Resta claro pela leitura do preceptivo acima que a lei complementar nacional do SN determinou o recolhimento segregado do ICMS às operações sujeitas ao recolhimento antecipado do imposto, com ou sem encerramento de fase, decorrente da aquisição de mercadorias de outras unidades federativas, ou seja, da entrada, não alcançado, pois, as operações de saída de mercadorias para outros Estados.

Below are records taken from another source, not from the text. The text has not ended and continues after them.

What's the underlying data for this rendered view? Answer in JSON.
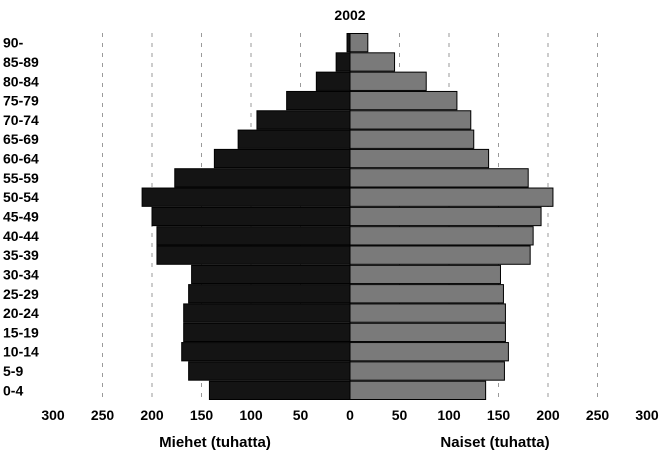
{
  "chart_data": {
    "type": "bar",
    "orientation": "horizontal",
    "subtype": "population-pyramid",
    "title": "2002",
    "xlabel_left": "Miehet (tuhatta)",
    "xlabel_right": "Naiset (tuhatta)",
    "xticks": [
      "300",
      "250",
      "200",
      "150",
      "100",
      "50",
      "0",
      "50",
      "100",
      "150",
      "200",
      "250",
      "300"
    ],
    "xlim": [
      -300,
      300
    ],
    "categories": [
      "0-4",
      "5-9",
      "10-14",
      "15-19",
      "20-24",
      "25-29",
      "30-34",
      "35-39",
      "40-44",
      "45-49",
      "50-54",
      "55-59",
      "60-64",
      "65-69",
      "70-74",
      "75-79",
      "80-84",
      "85-89",
      "90-"
    ],
    "series": [
      {
        "name": "Miehet",
        "values": [
          142,
          163,
          170,
          168,
          168,
          163,
          160,
          195,
          195,
          200,
          210,
          177,
          137,
          113,
          94,
          64,
          34,
          14,
          3
        ]
      },
      {
        "name": "Naiset",
        "values": [
          137,
          156,
          160,
          157,
          157,
          155,
          152,
          182,
          185,
          193,
          205,
          180,
          140,
          125,
          122,
          108,
          77,
          45,
          18
        ]
      }
    ],
    "grid": "vertical-dashed",
    "colors": {
      "men": "#141414",
      "women": "#7a7a7a",
      "outline": "#000000"
    }
  }
}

Demais, pensar de forma diversa entraria em choque de colisão com a própria LC 123/06, que preceitua como base de cálculo do ICMS-SN a receita bruta auferida no mês de referência, e não o valor da operação, a qual inclui inclusive a venda de mercadorias industrializadas pelo contribuinte (art. 18, §§ 3º e 4º, II).

Portanto, as operações próprias com mercadorias descritas no Apêndice II de que fala o art. 115 do Anexo I do RICMS destinadas a outros Estado não enseja o recolhimento antecipado do imposto se o remetente for empresa do Simples Nacional.

É a manifestação.

DA SOLUÇÃO

Passados os esclarecimentos, responde-se o quesito formulado pela consulente como segue:

1) O contribuinte então INDAGA se está correto seu entendimento de que os produtos enquadrados na posição 4101.20.00 NÃO deverá ser tributado pelo ICMS na operação interestadual a título de antecipado ou substituição tributária, procedendo sua apuração nos moldes do Simples Nacional.

Resposta. Sim. A venda do produto couro bovino salgado e/ou com sangue, Código TIPI 4101.20.00, para outro Estado não obriga a consulente, enquanto optante pelo Simples Nacional, ao recolhimento do ICMS antecipado de saída, ainda que o produto esteja elencado no Apêndice II de que fala o art. 115 do Anexo I do RICMS-PA.

É o parecer que submetemos para apreciação superior. S.M.J.

Belém (PA), 14 de abril de 2021.

ANDRÉ CARVALHO SILVA, Coordenador da CCOT;

De acordo com o parecer da CCOT. Notifique-se a consulente da solução. Após encaminhe-se o feito à coordenação fazendária de seu domicílio tributário para arquivamento do expediente, em obediência ao art. 58, III, da L. 6.182/98 c/c art. 13 do Dec. 428/19.

SIMONE CRUZ NOBRE, Diretora de Tributação.